Danton did nothing to arrest the slaughter. His inaction ruined him, and deprived him of that portion of sympathy which is due to a man who suffers for his good intentions. Billaud and St. Just demanded that he should be arrested, and carried it, at a night sitting of the Committee. Only one refused to sign. Danton had been repeatedly and amply warned. Thibaudeau, Rousselin, had told him what was impending. Panis, at the last moment, came to him at the opera, and offered him a place of refuge. Westermann proposed to him to rouse the armed people. Tallien entreated him to take measures of defence; and Tallien was president of the Convention.

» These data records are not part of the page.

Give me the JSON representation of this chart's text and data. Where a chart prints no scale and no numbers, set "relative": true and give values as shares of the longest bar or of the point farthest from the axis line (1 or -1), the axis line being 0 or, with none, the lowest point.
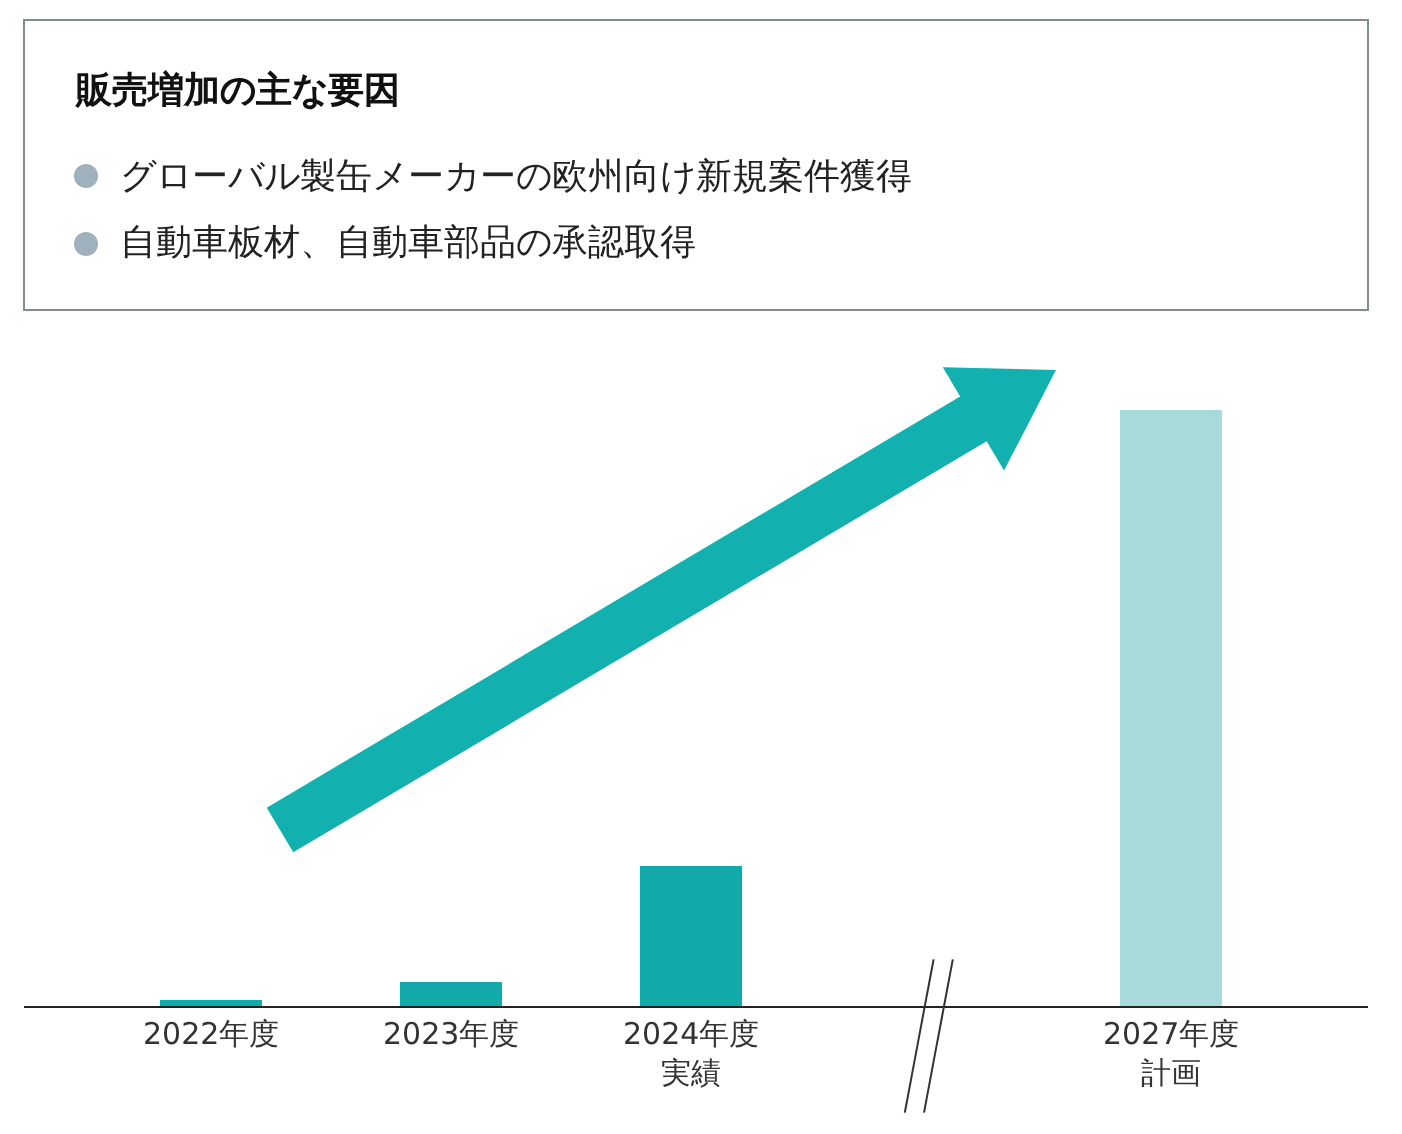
{
  "chart_data": {
    "type": "bar",
    "title": "販売増加の主な要因",
    "annotations": [
      "グローバル製缶メーカーの欧州向け新規案件獲得",
      "自動車板材、自動車部品の承認取得"
    ],
    "categories": [
      "2022年度",
      "2023年度",
      "2024年度実績",
      null,
      "2027年度計画"
    ],
    "values": [
      0.01,
      0.04,
      0.235,
      null,
      1
    ],
    "colors": [
      "#12aaaa",
      "#12aaaa",
      "#12aaaa",
      null,
      "#a6dadb"
    ],
    "relative": true
  }
}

A warning reached him from the very grave of Marat. Albertine came to him and told him that her brother had always spoken with scorn of Robespierre as a man of words. She exclaimed, "Go to the tribune while Tallien presides, carry the Assembly, and crush the Committees. There is no other road to safety for a man like you!" "What?" he replied; "I am to kill Robespierre and Billaud?" "If you do not, they will kill you." He said to one of his advisers, "The tribunal would absolve me." To another, "Better to be guillotined than to guillotine." And to a third, "They will never dare!" In a last interview, Robespierre accused him of having encouraged the opposition of Desmoulins, and of having regretted the Girondins. "Yes," said Danton, "it is time to stop the shedding of blood." "Then," returned the other, "you are a conspirator, and you own it." Danton, knowing that he was lost, burst into tears. All Europe would cast him out; and, as he had said, he was not a man who could carry his country in the soles of his shoes. One formidable imputation was to call him a bondsman of Mr. Pitt; for Pitt had said that if there were negotiations, the best man to treat with would be Danton. He was arrested, with Camille Desmoulins and other friends, on the night of March 31. Legendre moved next day that he be heard before the Convention, and if they had heard him, he would still have been master there. Robespierre felt all the peril of the moment, and the Right supported him in denying the privilege. Danton defended himself with such force that the judges lost their heads, and the tones of the remembered voice were heard outside, and agitated the crowd. The Committee of Public Safety refused the witnesses called for the defence, and cut short the proceedings. The law was broken that Danton and his associates might be condemned.
There was not in France a more thorough patriot than Danton; and all men could see that he had been put to death out of personal spite, and jealousy, and fear. There was no way, thenceforth, for the victor to maintain his power, but the quickening of the guillotine. Reserving compassion for less ignoble culprits, we must acknowledge that the defence of Danton is in the four months of increasing terror that succeeded the 5th of April 1794, when Robespierre took his stand at the corner of the Tuileries to watch the last moments of his partner in crime.